Water is all set to join the expensive commodities on earth like gold and oil on Wallstreet futures commodity. In an unexpected turn of events, water now sits next to the rare-valued items.
Wallstreet futures commodity is a separate section where people in the relevant fields can bet on the price and worth of an item in the future. Earlier, rarities such as gold, copper, and diamonds acquired several spots. However, with water running scarce in many parts of the world, the Wallstreet Journal has added this to their futures commodity.
This addition will allow the farmers, investors, and municipalities to bet on the worth of water in future. As water becomes a rare commodity for many, investors took this opportunity to bet on it by adding it to futures rare materials.

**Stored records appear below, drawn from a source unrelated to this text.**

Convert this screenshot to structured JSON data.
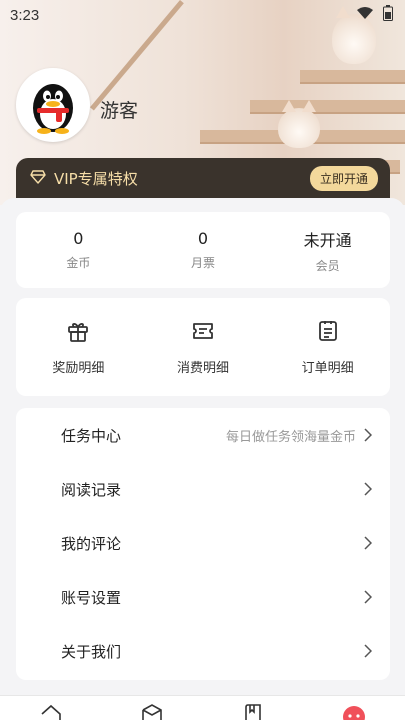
{
  "status_bar": {
    "time": "3:23",
    "icons": [
      "wifi-icon",
      "battery-icon"
    ]
  },
  "profile": {
    "username": "游客",
    "avatar": "qq-penguin-avatar"
  },
  "vip": {
    "label": "VIP专属特权",
    "button": "立即开通",
    "colors": {
      "bar": "#3a332c",
      "text": "#f6dea8",
      "button": "#f3d89b"
    }
  },
  "stats": [
    {
      "value": "0",
      "label": "金币"
    },
    {
      "value": "0",
      "label": "月票"
    },
    {
      "value": "未开通",
      "label": "会员"
    }
  ],
  "actions": [
    {
      "label": "奖励明细",
      "icon": "gift-icon"
    },
    {
      "label": "消费明细",
      "icon": "ticket-icon"
    },
    {
      "label": "订单明细",
      "icon": "order-list-icon"
    }
  ],
  "menu": [
    {
      "label": "任务中心",
      "hint": "每日做任务领海量金币"
    },
    {
      "label": "阅读记录",
      "hint": ""
    },
    {
      "label": "我的评论",
      "hint": ""
    },
    {
      "label": "账号设置",
      "hint": ""
    },
    {
      "label": "关于我们",
      "hint": ""
    }
  ],
  "tabbar": {
    "icons": [
      "home-icon",
      "cube-icon",
      "book-icon",
      "profile-icon"
    ],
    "active": "profile-icon",
    "active_color": "#f0505a"
  }
}
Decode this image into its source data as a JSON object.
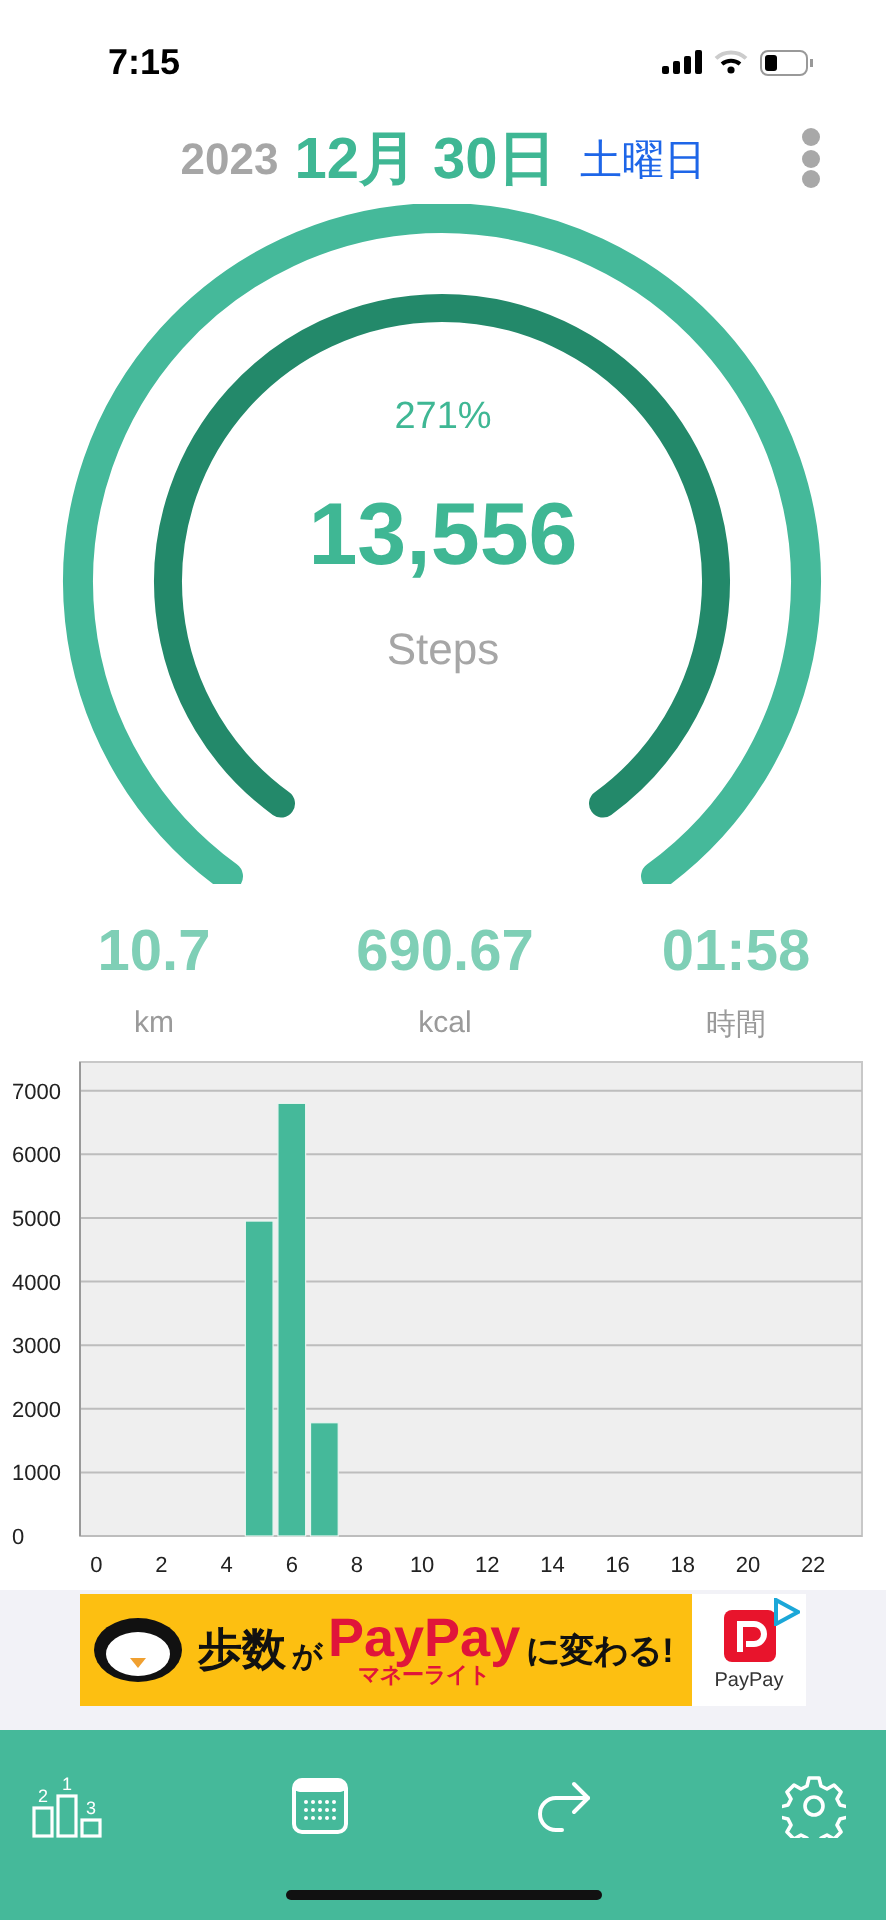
{
  "status_bar": {
    "time": "7:15"
  },
  "header": {
    "year": "2023",
    "date": "12月 30日",
    "weekday": "土曜日"
  },
  "gauge": {
    "percent": "271%",
    "steps": "13,556",
    "unit": "Steps"
  },
  "stats": [
    {
      "value": "10.7",
      "label": "km"
    },
    {
      "value": "690.67",
      "label": "kcal"
    },
    {
      "value": "01:58",
      "label": "時間"
    }
  ],
  "chart": {
    "chart_data": {
      "type": "bar",
      "grid": true,
      "x": [
        0,
        1,
        2,
        3,
        4,
        5,
        6,
        7,
        8,
        9,
        10,
        11,
        12,
        13,
        14,
        15,
        16,
        17,
        18,
        19,
        20,
        21,
        22,
        23
      ],
      "values": [
        0,
        0,
        0,
        0,
        0,
        4950,
        6800,
        1780,
        0,
        0,
        0,
        0,
        0,
        0,
        0,
        0,
        0,
        0,
        0,
        0,
        0,
        0,
        0,
        0
      ],
      "xlim": [
        -0.5,
        23.5
      ],
      "ylim": [
        0,
        7450
      ],
      "xticks": [
        0,
        2,
        4,
        6,
        8,
        10,
        12,
        14,
        16,
        18,
        20,
        22
      ],
      "yticks": [
        0,
        1000,
        2000,
        3000,
        4000,
        5000,
        6000,
        7000
      ]
    }
  },
  "ad": {
    "lead": "歩数",
    "particle": "が",
    "brand": "PayPay",
    "subtitle": "マネーライト",
    "tail": "に変わる!",
    "logo_label": "PayPay"
  },
  "nav": {
    "items": [
      {
        "kind": "ranking",
        "labels": [
          "2",
          "1",
          "3"
        ]
      },
      {
        "kind": "calendar"
      },
      {
        "kind": "share"
      },
      {
        "kind": "settings"
      }
    ]
  }
}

CME Group launched the contract, which is tied to $1.1 B of California spot water market, according to Bloomsburg.
The contracts were laid out in September, whereas the trading began on December 7. During the month of September, when the contract was initially laid out, California was experiencing high temperatures, long drought and scarcity of water. The deficiency of water in a developed country only hinted at more dangers to come across the world.
Netizens are raging over Wallstreet journals’ addition of water into their betting services, as it may have a significant impact on prices of water in future. For example, in dry areas where water may be expensive during summers, people can offset the cost on futures commodity to reset the rates of water. However, this can work the other way around as well in order to reduce rates of water.
Patrick Wolf, the lead product developer with Nasdaq Global indexes, told CNN that this could be used for a good cause as well, as the contract will bring transparency to market pricing whenever water became scarce.
“California has long periods of dry conditions followed by short periods of very wet conditions. And that affects the price a lot,” Patrick Wolf said.
A report revealed by food and agriculture organization confirmed that around 1.2 B people in the world are experiencing a high level of water shortage. Another report confirmed the scarcity by revealing that the availability of freshwater resources per person has decreased by more than 20% in the past twenty years.
“Climate change, droughts, population growth, and pollution are likely to make water scarcity issues and pricing a hot topic for years to come,” RBC Capital Markets managing director and analyst Deane Dray told Bloomsberg.
Despite the rage and anger, it is a moment of truth of human beings. Water is becoming increasingly scarce in different parts of the world due to repetitive droughts, dry weather due to global warming, and heat. As the earth is ageing, the impact of human activities is speeding up the process of natural damage to the Earth, resulting in droughts and bad weather conditions.